15. The anti-phytopathogenic composition of claim 11, further comprising a solvent selected from water, methanol, ethanol, n-propanol, iso-propanol, n-butanol, isobutanol, allyl alcohol, 1,2-propylene glycol, 1,3-propylene glycol, 1,2-ethylene glycol, polyethylene glycol (PEG), benzyl alcohol, glycerol, DMSO, and mixtures thereof.

16. A method of protecting plants against phytopathogens, said method comprising the steps of: a) providing an anti-phytopathogenic composition comprising a lignin fraction as an anti-phytopathogenic agent against a bacterium, fungus, oomycetes, or virus, said lignin fraction comprising fragments having a weight average molecular weight up to 6,000 Daltons, as measured by Size-Exclusion Chromatography, and agro-chemical additives, andb) applying the anti-phytopathogenic composition to a plant or plant soil.

17. The method of claim 16, wherein the lignin fraction comprises fragments having a weight average molecular weight up to 5,500 Daltons, preferably up to 5,000 Daltons.

18. The method of claim 16, wherein the lignin fraction has a polydispersity index of 2 to 6.

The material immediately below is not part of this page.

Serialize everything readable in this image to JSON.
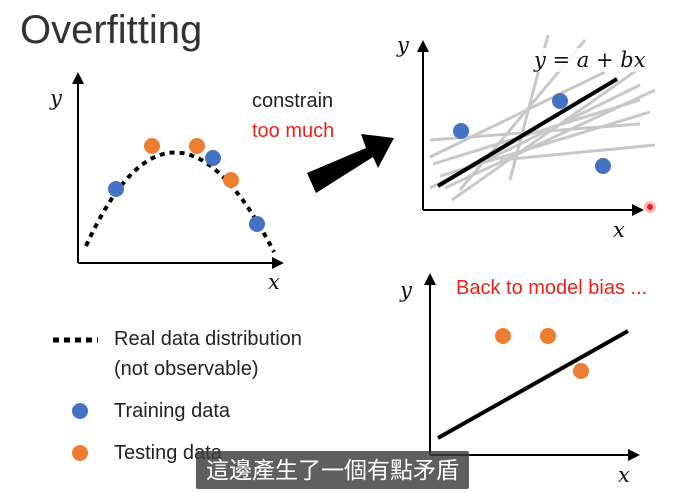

19. The method of claim 16, comprising the lignin fraction in an amount up to 500 grams per kg of the composition itself, preferably 10-250 grams per kg.

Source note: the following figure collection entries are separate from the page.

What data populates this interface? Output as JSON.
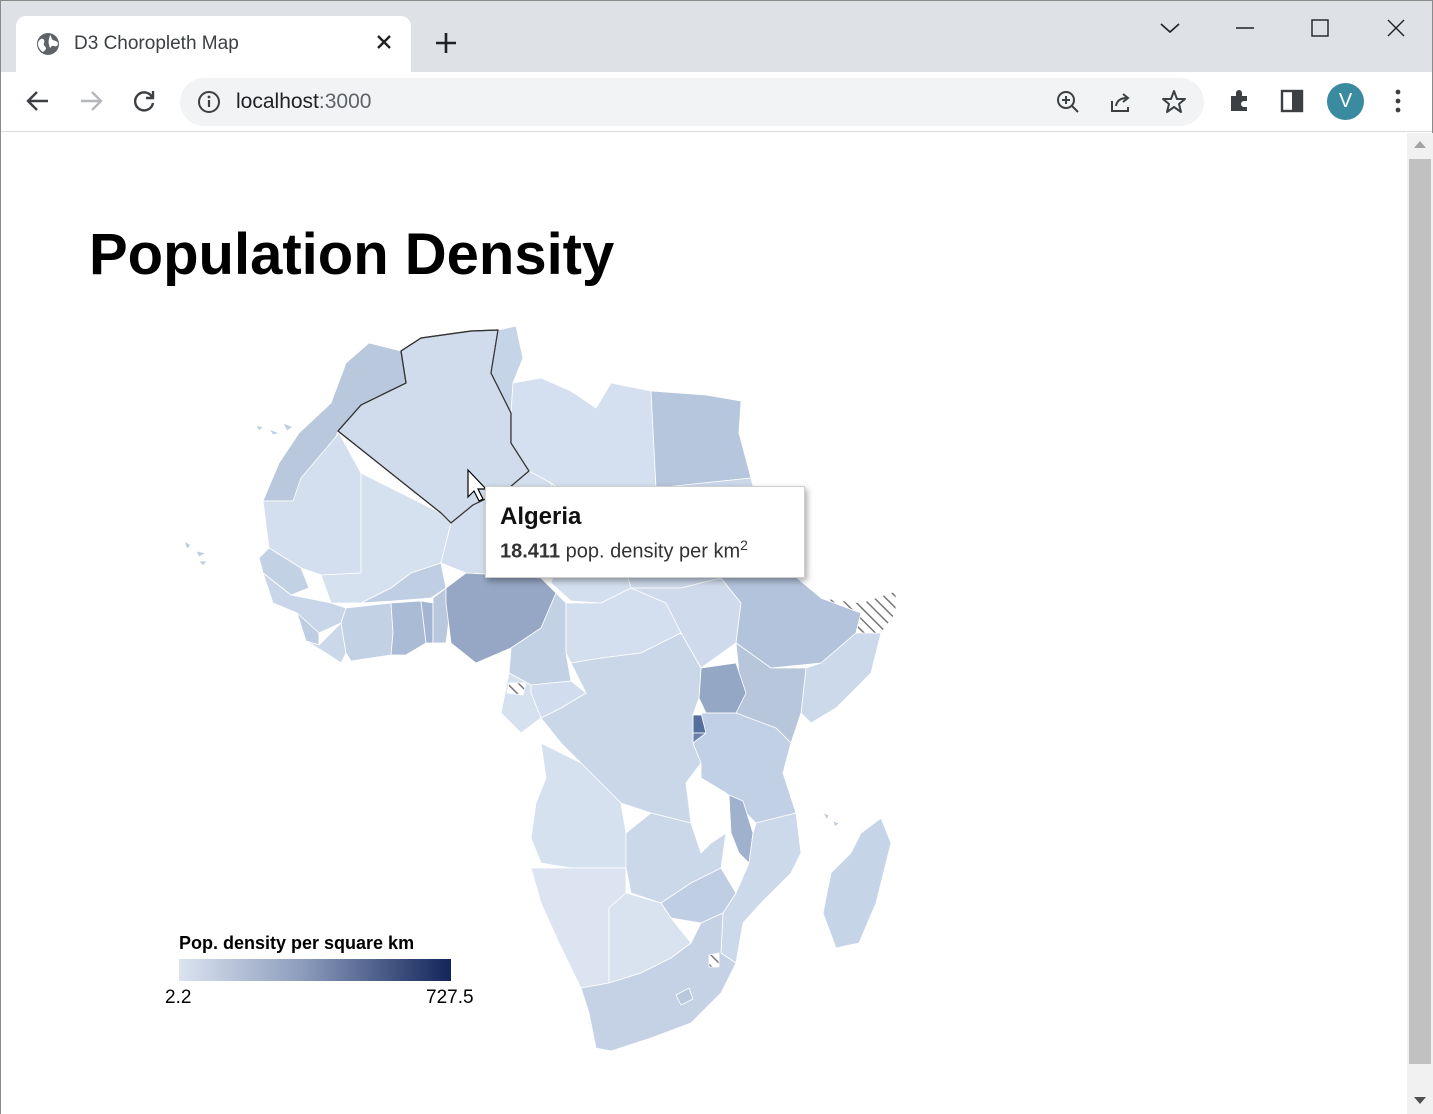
{
  "browser": {
    "tab_title": "D3 Choropleth Map",
    "url_host": "localhost",
    "url_port": ":3000",
    "profile_initial": "V",
    "profile_color": "#3a8aa0"
  },
  "page": {
    "title": "Population Density"
  },
  "tooltip": {
    "country": "Algeria",
    "value": "18.411",
    "unit_text": " pop. density per km",
    "unit_sup": "2"
  },
  "legend": {
    "title": "Pop. density per square km",
    "min": "2.2",
    "max": "727.5",
    "color_low": "#dbe3ef",
    "color_high": "#13255a"
  },
  "map": {
    "no_data_pattern": "hatched-gray",
    "highlighted_country": "Algeria"
  }
}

20. The method of claim 16, wherein the anti-phytopathogenic composition further comprises a solvent selected from water, methanol, ethanol, n-propanol, iso-propanol, n-butanol, isobutanol, allyl alcohol, 1,2-propylene glycol, 1,3-propylene glycol, 1,2-ethylene glycol, polyethylene glycol (PEG), benzyl alcohol, glycerol, DMSO, and mixtures thereof.